CBS was otherwise pretty much business-as-usual in its Q&A sessions. Program chief Nina Tassler, who never seems to say much of anything about anything, did say in response to direct questions that William Petersen is indeed leaving CSI, after 10 episodes this season, to be "not necessarily replaced" by a new character: a non-CSI outsider, "a doctor, a scientist, who's got a very interesting DNA that is going to inform the duality of the character." Translation: the as-yet-uncast science guy comes into the fold knowing he shares the sort of genetic pattern often exhibited in serial killers, thus embarking through his new CSI work on a "journey of self-discovery." And no, his name isn't Dexter. (At least we don't think so.) The show is also adding a new CSI played by Lauren Lee Smith, "who is a terrific young actress," Tassler said, boasting about this being "the DVR-proof season of CSI." Whatever that means.
Who cares what it means? Critics also actually asked Tassler about the future of The Price Is Right (really!), and Million Dollar Password (honest!), and the inevitable annual question about prime-time diversity, which only ever gets a platitude answer, and about Britney Spears on How I Met Your Mother, which at least elicited that Sarah Chalke is coming back as Ted's is-she/isn't-she-the-mother girlfriend.
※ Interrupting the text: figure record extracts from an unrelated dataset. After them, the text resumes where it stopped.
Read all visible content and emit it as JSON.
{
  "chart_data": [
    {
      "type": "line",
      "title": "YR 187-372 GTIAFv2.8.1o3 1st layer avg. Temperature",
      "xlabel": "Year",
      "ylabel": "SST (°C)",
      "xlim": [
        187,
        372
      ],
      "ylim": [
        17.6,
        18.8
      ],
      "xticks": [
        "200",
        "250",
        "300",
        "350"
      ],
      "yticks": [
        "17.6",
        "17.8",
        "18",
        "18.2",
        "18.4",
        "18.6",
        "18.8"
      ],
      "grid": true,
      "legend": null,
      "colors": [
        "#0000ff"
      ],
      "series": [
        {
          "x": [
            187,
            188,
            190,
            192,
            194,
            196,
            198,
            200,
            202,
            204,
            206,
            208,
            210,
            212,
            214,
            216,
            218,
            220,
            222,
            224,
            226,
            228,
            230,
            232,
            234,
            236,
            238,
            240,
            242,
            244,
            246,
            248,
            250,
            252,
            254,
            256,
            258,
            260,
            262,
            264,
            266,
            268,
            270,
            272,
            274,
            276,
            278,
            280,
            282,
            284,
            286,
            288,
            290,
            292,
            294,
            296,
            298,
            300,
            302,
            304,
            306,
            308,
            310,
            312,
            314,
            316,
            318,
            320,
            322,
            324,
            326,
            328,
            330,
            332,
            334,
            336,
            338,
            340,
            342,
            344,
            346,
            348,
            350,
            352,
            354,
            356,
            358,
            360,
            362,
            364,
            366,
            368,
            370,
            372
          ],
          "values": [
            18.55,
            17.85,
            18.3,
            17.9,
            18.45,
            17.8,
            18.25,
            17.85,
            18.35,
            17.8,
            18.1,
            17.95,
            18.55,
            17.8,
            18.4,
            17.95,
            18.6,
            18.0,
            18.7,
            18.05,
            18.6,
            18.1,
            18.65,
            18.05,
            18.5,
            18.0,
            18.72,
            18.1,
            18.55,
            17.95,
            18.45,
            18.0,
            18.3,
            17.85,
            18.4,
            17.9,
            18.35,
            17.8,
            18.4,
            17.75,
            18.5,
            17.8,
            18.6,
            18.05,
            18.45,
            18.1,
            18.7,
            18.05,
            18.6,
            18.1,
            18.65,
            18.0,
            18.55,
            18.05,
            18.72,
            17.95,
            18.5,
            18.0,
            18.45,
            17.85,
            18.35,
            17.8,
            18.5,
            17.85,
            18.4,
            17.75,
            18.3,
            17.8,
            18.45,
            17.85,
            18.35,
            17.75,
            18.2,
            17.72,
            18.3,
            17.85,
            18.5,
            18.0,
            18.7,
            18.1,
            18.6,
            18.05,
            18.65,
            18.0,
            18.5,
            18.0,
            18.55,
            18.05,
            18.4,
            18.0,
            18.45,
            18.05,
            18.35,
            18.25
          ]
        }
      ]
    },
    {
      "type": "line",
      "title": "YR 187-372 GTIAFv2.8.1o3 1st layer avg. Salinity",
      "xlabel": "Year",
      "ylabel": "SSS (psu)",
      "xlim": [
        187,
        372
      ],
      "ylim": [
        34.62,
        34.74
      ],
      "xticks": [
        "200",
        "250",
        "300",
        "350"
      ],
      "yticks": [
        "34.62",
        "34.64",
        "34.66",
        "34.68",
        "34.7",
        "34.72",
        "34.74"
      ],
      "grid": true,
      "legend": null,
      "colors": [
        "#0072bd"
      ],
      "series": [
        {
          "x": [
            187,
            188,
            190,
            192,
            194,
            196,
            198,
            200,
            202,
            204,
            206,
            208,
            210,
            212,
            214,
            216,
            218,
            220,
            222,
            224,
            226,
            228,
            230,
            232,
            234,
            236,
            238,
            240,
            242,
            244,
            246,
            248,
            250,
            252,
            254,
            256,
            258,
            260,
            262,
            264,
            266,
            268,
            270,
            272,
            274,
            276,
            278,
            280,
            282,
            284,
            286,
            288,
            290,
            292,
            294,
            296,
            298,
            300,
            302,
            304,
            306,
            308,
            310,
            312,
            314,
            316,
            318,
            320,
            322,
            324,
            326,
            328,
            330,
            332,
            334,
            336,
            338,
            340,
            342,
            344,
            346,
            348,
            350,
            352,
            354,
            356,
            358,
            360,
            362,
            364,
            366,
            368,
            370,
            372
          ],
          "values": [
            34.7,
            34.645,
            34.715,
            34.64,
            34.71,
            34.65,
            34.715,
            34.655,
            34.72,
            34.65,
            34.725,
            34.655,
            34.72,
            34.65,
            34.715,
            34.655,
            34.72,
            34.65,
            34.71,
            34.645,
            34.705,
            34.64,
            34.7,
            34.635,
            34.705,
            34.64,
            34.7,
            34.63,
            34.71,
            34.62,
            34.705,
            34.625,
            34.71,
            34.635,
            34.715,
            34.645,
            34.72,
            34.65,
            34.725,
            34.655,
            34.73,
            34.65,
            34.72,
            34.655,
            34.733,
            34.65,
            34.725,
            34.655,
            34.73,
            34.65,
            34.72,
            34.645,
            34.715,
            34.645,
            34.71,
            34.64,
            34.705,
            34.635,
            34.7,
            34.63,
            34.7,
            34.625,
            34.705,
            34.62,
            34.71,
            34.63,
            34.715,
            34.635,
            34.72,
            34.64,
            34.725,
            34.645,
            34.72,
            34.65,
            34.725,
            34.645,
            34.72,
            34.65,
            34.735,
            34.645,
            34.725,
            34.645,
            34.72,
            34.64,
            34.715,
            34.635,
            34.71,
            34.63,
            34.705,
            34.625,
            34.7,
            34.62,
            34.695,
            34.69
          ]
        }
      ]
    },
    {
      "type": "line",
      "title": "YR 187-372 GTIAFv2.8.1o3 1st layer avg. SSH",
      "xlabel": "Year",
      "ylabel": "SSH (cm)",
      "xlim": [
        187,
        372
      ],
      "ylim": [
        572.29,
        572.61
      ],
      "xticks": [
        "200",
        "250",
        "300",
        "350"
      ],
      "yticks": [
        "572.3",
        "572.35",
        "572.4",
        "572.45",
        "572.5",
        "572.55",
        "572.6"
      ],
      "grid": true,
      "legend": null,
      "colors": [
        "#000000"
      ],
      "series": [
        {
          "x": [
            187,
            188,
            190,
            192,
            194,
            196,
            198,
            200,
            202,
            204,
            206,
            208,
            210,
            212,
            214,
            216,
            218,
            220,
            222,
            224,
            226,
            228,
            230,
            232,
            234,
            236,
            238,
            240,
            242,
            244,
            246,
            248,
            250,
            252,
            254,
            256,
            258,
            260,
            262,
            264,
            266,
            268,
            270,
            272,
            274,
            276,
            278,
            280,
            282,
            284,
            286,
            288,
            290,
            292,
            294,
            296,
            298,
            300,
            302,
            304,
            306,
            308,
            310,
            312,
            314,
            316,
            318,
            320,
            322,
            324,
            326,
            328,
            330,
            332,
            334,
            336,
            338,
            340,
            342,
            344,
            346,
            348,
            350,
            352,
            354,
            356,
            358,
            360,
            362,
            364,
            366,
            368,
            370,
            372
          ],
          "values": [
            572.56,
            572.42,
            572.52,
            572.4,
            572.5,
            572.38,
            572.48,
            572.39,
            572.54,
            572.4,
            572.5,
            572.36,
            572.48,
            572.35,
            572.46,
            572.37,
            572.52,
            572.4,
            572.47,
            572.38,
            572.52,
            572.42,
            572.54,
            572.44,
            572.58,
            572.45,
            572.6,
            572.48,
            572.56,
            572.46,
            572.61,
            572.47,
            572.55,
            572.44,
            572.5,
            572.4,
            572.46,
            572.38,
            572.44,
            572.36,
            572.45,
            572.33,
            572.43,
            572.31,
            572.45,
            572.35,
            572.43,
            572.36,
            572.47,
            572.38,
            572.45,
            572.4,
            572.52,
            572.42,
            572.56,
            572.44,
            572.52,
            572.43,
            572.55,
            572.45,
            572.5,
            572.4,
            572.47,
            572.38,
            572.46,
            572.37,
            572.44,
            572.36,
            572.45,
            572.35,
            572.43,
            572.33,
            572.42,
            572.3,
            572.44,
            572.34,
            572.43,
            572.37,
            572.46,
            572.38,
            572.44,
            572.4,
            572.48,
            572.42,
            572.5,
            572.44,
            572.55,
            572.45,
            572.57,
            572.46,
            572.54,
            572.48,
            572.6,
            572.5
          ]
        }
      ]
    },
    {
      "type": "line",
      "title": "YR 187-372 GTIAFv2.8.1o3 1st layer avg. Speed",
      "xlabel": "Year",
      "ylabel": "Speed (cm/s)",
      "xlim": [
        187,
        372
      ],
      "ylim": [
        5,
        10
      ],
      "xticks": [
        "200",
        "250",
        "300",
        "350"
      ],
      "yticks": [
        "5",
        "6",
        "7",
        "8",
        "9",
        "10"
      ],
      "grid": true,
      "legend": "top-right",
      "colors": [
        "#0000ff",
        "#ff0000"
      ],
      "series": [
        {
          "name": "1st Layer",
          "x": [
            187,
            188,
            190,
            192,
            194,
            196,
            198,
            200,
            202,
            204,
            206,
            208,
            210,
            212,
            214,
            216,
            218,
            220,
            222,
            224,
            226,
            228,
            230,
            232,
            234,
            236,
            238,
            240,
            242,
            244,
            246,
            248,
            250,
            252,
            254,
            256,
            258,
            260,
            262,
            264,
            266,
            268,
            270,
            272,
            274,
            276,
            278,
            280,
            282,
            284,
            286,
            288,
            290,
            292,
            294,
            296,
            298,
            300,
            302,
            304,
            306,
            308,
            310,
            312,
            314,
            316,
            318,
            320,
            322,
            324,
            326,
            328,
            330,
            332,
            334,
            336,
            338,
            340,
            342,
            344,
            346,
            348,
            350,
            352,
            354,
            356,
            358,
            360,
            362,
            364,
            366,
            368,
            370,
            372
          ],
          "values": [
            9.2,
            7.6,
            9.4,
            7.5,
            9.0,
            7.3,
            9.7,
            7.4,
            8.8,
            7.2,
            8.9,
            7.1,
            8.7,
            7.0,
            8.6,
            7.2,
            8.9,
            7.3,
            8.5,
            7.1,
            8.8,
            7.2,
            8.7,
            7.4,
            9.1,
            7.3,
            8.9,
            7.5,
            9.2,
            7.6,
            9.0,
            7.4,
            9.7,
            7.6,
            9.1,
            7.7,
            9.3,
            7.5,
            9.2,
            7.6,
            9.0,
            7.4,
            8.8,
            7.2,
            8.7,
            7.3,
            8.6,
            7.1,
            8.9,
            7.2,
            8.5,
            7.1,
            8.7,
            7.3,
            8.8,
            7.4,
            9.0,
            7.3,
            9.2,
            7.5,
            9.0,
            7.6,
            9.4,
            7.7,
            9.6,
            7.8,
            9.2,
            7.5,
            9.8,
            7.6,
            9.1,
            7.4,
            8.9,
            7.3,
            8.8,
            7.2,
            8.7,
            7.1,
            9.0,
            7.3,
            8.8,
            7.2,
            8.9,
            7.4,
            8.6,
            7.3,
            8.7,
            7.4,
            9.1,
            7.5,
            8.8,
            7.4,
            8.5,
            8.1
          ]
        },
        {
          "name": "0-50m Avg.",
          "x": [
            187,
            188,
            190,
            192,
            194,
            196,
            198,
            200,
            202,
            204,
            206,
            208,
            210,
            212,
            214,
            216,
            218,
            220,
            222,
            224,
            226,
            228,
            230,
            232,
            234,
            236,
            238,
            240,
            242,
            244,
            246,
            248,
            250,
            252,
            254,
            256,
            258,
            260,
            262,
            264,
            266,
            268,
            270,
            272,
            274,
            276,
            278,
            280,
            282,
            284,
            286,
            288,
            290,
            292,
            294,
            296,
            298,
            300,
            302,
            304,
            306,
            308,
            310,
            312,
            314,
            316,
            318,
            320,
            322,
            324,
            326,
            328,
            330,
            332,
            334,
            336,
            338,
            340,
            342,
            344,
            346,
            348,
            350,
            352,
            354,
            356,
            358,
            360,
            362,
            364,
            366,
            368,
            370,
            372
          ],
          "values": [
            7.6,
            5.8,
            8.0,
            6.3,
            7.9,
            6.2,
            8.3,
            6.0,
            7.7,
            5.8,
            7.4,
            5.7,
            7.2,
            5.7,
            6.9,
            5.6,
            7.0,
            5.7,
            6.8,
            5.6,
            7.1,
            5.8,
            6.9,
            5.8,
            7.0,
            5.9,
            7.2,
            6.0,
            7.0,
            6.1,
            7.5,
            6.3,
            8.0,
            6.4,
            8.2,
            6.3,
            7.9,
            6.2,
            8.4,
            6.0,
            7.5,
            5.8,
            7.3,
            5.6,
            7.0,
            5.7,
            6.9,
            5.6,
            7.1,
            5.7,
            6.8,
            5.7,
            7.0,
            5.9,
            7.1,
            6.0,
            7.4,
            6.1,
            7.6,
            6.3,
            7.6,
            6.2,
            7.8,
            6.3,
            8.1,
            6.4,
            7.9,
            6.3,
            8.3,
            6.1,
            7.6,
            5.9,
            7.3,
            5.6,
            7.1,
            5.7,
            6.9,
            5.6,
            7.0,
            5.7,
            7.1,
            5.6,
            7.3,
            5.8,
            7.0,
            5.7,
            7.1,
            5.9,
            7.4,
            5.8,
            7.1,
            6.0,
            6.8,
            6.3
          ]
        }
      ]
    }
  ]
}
And at least critics had the day-ending Showtime sessions to look forward to. Program chief Greenblatt also announced a September production start for the series The United States of Tara, a funky multiple-personality character study of a different-daily mom played by Toni Collette, with John Corbett as her flexible husband, from Oscar-winning Juno writer Diablo Cody. The cabler has ordered two more seasons of Weeds, and is considering a spinoff of The L Word that next year's series finale would lead into. Two more royal wives go down (in more ways than one) on The Tudors next year (with a fourth season but not much more possible beyond that). Jimmy Smits becomes Michael C. Hall's good friend on Dexter when the third season starts Sept. 28, playing a district attorney who makes a surprising human connection with the killer-of-killers.
Any element of which might get us gathered 'round the water cooler. It's hard to say the same about a hotshot reformed crime-solver who's haunted by a horrific... zzzzz.